Bob Rowe

No. 8, 15, 26, 3
- Position: Halfback

Personal information
- Born: May 28, 1911 Jackson, Michigan, U.S.
- Died: December 23, 1992 (aged 81) Slingerlands, New York, U.S.
- Listed height: 6 ft 0 in (1.83 m)
- Listed weight: 198 lb (90 kg)

Career information
- High school: Hillsdale (Hillsdale, Michigan)
- College: Hillsdale (1929–1930) Colgate (1931–1932)

Career history

Playing
- Detroit Lions (1934); Philadelphia Eagles (1935); Orange Tornadoes (1935); Mount Vernon Cardinals (1936);

Coaching
- Pacific (1933) Assistant coach; Colgate (1946) Backfield coach;

Career statistics
- Games played: 15
- Rushing yards: 65
- Rushing touchdowns: 2
- Receptions: 1
- Receiving yards: 4
- Passing attempts: 13
- Passing completions: 1
- Completion percentage: 9.1%
- TD–INT: 0–2
- Passing yards: 6
- Stats at Pro Football Reference

= Bob Rowe (halfback) =

American football player (1911–1992)

Robert Casper Rowe (May 28, 1911 – December 23, 1992) was an American former professional football halfback who played in the National Football League (NFL) with the Detroit Lions and Philadelphia Eagles. He played college football for the Hillsdale Chargers and Colgate Red Raiders.

==Early life==
Rowe was born on May 28, 1911, in Jackson, Michigan. He attended Hillsdale High School in Hillsdale, Michigan.

==College career==
Rowe played college football for the Hillsdale Chargers from 1929 to 1930 and Colgate Red Raiders from 1931 to 1932. He was a two-year letterman from 1931 to 1932. Rowe also played basketball at Hillsdale. In 1933, Rowe played in the East–West Shrine Game.

==Professional career==

=== Detroit Lions ===
On June 17, 1934, Rowe signed with the Detroit Lions of the National Football League (NFL). He played in 11 games, where he rushed for 44 yards and had one catch for four yards.

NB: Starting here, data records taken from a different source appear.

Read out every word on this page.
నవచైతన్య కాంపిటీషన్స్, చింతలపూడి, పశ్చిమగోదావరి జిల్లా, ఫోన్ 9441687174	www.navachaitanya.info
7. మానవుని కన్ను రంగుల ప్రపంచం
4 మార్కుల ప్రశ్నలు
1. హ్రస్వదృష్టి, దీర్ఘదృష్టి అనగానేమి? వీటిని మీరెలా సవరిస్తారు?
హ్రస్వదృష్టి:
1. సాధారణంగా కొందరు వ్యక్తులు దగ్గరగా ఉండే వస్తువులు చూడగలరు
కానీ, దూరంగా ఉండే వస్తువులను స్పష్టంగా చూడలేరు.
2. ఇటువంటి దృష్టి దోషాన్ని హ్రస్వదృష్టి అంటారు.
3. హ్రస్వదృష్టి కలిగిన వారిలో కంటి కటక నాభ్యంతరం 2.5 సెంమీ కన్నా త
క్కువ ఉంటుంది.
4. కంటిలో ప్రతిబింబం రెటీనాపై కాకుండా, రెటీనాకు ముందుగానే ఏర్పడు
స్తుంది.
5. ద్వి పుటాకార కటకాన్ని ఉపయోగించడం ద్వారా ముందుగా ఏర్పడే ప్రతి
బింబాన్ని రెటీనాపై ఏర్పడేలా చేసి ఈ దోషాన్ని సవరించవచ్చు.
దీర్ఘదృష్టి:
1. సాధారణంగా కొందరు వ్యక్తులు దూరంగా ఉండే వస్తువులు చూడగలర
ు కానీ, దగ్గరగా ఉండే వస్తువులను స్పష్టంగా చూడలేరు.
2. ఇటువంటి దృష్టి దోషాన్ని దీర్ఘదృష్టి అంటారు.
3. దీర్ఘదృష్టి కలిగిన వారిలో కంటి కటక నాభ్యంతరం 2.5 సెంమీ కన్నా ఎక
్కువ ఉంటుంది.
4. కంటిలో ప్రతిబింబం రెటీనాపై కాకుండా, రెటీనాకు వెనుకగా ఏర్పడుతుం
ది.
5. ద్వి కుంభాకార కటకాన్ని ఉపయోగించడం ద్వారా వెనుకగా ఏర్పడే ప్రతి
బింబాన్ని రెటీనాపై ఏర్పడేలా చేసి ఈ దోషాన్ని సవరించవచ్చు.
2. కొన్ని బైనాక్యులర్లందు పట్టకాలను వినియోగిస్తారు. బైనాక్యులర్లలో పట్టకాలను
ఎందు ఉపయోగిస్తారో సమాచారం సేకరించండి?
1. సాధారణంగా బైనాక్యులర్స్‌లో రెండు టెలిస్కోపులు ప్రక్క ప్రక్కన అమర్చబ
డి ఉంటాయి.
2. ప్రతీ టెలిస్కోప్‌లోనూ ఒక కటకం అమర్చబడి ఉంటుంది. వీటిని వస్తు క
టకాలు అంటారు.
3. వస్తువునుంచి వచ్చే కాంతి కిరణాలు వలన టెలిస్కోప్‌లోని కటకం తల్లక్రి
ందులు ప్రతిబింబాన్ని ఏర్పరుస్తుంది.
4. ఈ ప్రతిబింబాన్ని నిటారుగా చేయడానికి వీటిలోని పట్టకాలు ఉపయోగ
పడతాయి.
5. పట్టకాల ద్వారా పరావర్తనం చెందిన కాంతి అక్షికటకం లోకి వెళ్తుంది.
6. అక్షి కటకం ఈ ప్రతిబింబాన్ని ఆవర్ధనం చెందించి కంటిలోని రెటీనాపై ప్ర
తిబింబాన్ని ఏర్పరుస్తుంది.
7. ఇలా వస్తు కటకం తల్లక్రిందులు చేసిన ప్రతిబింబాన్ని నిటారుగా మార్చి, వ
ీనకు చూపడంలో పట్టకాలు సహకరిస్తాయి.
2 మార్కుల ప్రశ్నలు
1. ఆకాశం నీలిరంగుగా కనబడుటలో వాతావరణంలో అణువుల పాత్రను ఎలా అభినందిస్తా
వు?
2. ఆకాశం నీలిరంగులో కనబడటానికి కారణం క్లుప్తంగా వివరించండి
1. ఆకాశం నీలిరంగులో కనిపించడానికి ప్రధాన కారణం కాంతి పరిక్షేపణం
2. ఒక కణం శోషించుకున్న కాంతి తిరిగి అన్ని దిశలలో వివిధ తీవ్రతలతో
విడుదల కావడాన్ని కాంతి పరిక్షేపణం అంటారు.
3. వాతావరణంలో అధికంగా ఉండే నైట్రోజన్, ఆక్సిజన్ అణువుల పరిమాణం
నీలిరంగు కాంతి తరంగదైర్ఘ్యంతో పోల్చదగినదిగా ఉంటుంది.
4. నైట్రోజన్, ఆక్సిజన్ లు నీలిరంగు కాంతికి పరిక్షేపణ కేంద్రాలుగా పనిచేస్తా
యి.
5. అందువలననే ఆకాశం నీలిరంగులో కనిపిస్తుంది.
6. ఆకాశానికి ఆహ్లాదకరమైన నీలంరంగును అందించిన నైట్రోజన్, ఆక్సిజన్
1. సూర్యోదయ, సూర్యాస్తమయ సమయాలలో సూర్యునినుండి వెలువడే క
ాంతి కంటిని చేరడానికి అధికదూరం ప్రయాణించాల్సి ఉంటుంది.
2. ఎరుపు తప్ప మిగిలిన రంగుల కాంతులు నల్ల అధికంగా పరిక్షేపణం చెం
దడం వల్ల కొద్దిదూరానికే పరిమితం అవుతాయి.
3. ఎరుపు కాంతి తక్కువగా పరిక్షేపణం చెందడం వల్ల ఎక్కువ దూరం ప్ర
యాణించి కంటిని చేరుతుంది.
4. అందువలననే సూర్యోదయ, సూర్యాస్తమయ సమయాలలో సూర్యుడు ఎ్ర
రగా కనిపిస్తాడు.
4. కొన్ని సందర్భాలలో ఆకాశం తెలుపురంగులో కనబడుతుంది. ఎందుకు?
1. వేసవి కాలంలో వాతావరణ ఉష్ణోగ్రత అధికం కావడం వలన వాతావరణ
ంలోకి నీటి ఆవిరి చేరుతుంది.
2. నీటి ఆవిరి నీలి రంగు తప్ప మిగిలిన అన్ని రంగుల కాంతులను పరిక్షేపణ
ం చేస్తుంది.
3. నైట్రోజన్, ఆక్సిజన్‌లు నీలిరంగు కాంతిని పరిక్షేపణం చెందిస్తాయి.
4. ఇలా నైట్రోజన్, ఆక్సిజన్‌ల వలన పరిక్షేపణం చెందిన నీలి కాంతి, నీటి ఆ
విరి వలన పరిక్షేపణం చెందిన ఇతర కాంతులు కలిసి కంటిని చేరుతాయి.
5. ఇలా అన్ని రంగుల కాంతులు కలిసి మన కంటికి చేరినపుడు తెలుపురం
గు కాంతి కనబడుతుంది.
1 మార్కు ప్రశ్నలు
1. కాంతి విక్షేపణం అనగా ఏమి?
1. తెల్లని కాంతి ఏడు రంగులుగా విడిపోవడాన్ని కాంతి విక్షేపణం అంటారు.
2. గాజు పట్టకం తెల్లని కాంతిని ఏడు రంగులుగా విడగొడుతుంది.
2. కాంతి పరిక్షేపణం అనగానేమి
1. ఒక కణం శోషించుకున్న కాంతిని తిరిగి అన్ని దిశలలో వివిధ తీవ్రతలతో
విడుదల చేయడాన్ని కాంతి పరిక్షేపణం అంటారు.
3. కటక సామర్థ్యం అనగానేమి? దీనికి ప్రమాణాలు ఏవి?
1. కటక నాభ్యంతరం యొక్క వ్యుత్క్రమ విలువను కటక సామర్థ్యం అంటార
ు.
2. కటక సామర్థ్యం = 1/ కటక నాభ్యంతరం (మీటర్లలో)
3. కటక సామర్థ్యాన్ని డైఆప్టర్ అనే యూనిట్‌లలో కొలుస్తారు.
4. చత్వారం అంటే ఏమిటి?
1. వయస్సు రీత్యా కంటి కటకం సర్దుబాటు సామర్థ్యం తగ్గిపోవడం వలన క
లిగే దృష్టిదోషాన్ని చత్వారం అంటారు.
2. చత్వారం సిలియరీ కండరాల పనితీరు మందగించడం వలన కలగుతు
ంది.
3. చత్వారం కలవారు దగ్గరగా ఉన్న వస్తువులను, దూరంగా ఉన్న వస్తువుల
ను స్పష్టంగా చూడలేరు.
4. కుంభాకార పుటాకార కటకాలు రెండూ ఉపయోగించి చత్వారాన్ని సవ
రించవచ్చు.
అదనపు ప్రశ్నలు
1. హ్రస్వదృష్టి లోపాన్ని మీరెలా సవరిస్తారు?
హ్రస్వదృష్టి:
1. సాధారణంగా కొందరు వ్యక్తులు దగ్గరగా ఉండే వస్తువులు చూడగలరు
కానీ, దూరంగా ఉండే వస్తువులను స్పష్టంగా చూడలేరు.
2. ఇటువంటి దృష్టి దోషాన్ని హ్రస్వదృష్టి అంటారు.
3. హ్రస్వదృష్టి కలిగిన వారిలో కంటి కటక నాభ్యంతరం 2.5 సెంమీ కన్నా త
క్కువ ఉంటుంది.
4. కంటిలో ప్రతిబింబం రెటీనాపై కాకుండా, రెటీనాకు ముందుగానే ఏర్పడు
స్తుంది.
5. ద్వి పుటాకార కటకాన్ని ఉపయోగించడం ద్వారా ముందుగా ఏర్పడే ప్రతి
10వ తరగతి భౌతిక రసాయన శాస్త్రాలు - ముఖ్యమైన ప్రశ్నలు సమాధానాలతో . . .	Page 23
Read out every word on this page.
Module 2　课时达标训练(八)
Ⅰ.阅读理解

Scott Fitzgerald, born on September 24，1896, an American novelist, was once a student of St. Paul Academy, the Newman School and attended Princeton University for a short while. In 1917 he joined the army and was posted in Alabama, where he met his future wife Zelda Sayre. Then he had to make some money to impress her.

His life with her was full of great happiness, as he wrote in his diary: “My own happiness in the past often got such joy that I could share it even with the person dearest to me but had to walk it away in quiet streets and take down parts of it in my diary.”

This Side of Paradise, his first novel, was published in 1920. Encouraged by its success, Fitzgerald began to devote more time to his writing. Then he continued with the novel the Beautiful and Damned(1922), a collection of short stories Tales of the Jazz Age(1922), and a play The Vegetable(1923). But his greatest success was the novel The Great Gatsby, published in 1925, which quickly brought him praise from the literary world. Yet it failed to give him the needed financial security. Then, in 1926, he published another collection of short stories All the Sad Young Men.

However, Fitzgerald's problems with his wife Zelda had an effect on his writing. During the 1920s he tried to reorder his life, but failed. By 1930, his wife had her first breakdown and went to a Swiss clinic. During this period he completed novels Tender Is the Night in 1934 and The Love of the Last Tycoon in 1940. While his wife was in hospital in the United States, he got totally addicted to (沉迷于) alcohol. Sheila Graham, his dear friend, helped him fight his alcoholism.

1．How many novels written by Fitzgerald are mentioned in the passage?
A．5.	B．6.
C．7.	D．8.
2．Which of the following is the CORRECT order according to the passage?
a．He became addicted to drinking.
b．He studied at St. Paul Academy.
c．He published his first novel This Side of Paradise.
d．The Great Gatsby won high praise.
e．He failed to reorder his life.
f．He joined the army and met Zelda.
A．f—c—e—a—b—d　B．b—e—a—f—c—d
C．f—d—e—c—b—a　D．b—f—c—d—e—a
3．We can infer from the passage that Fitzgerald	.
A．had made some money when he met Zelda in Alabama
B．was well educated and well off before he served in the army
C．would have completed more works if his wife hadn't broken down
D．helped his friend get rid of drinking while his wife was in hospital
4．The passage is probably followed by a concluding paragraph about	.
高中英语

=== Philadelphia Eagles ===
On April 19, 1935, the Philadelphia Eagles purchased Rowe. In four games, he had 21 rushing yards and threw for six yards on 1-of-11 passing and two interceptions. On October 17, Rowe was released by the team.

=== Orange Tornadoes ===
After Rowe was released from the Eagles, he played with the Orange Tornadoes in 1935.

=== Mount Vernon Cardinals ===
In 1936, Rowe played a season with the Mount Vernon Cardinals of the American Football Association. He scored one rushing touchdown.

== Coaching career ==

=== College of the Pacific ===
Rowe was brought on as an assistant coach for the 1934 season at the College of the Pacific.

=== Colgate ===
Rowe was the backfield coach for the 1946 season at Colgate University.

== Personal life ==
Rowe served in the Army from 1941 to 1945 in World War II, reaching the rank of staff sergeant. In January 1945, his family revealed that he was wounded in action during combat in Europe.